Ответа он не успел получить. Денщик Бровцына вбежал со стороны кухни, задыхаясь от волнения.
– Как быть, капитан? – обратился он к Бровцыну. – Кажись, нас обошли. Драка тута затеялась на углу. И вдруг патрули набежали. Сам не видал я, а люди кричат: «Солдата зарезали!» Понесли кого-то к нашему крылечку, словно тело мертвое… Свет в ставни видно, вот и понесли… Я иду поглядеть: што будет? А от пустырей – прямо к забору к нашему еще патруль… Я живо во двор… двери все запер. Как быть?
– Ладно. Ступай! – махнул ему Бровцын. – Как же теперь быть, камерады?
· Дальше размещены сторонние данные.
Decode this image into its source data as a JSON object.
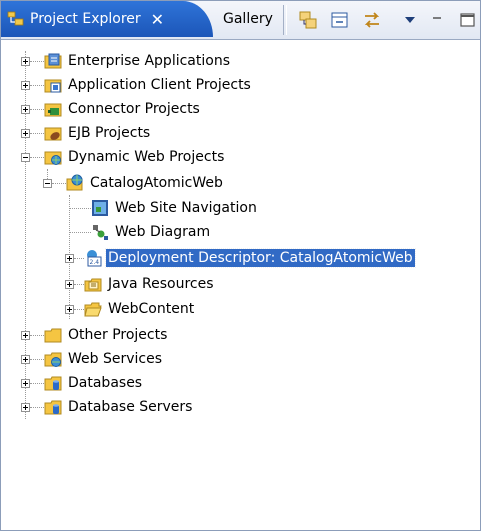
{
  "tabs": {
    "active_label": "Project Explorer",
    "close_glyph": "✕",
    "inactive_label": "Gallery"
  },
  "toolbar": {
    "buttons": [
      "link-with-editor-icon",
      "collapse-all-icon",
      "sync-arrows-icon",
      "view-menu-icon",
      "minimize-icon"
    ]
  },
  "tree": {
    "items": [
      {
        "label": "Enterprise Applications",
        "icon": "enterprise-app-icon",
        "expanded": false
      },
      {
        "label": "Application Client Projects",
        "icon": "app-client-icon",
        "expanded": false
      },
      {
        "label": "Connector Projects",
        "icon": "connector-icon",
        "expanded": false
      },
      {
        "label": "EJB Projects",
        "icon": "ejb-icon",
        "expanded": false
      },
      {
        "label": "Dynamic Web Projects",
        "icon": "web-folder-icon",
        "expanded": true
      },
      {
        "label": "CatalogAtomicWeb",
        "icon": "web-project-icon",
        "expanded": true
      },
      {
        "label": "Web Site Navigation",
        "icon": "site-nav-icon",
        "expanded": null
      },
      {
        "label": "Web Diagram",
        "icon": "web-diagram-icon",
        "expanded": null
      },
      {
        "label": "Deployment Descriptor: CatalogAtomicWeb",
        "icon": "deployment-descriptor-icon",
        "expanded": false,
        "selected": true
      },
      {
        "label": "Java Resources",
        "icon": "java-resources-icon",
        "expanded": false
      },
      {
        "label": "WebContent",
        "icon": "webcontent-folder-icon",
        "expanded": false
      },
      {
        "label": "Other Projects",
        "icon": "folder-icon",
        "expanded": false
      },
      {
        "label": "Web Services",
        "icon": "web-services-icon",
        "expanded": false
      },
      {
        "label": "Databases",
        "icon": "databases-icon",
        "expanded": false
      },
      {
        "label": "Database Servers",
        "icon": "database-servers-icon",
        "expanded": false
      }
    ]
  },
  "colors": {
    "tab_active": "#1c56b8",
    "selection": "#316ac5",
    "folder": "#f5c542",
    "border": "#8c9db9"
  }
}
Отпирать ли?
– Пускай гостей нежданных! – стоя со стаканом в руке, решил Ханыков. – Это же не смерть еще. Да и той не страшно!..
– Ваша воля, товарищи!.. Господи, благослови! Входите… Несите, хто там есть! – отпирая входную дверь, обратился Бровцын к незваным гостям, стоящим на крыльце.
Сразу в сени, а потом в покой вошли около десятка дозорных с поручиком Гольмштремом, бироновцем, во главе.
– Идем… несем! – проговорил он своим плохим, не русским говором. – Пожалуйте! – обернувшись назад, в сторону крыльца, пригласил он кого-то.
Вошло еще человек пять солдат-пехотинцев, под командой Власьева, личного адъютанта Ушакова.
Тут лишь поняли гости Бровцына, что они попали в хитрую ловушку. Но никто не издал ни звука, и только презрительными взорами окидывали они Власьева.
Видя, что от него все ждут первого слова, Власьев, обычно наглый и беззастенчивый, опустил в смущении глаза, растерявшись, стыдясь от сознания, что* сейчас придется наложить руку на своих же товарищей, как на каких-нибудь преступников.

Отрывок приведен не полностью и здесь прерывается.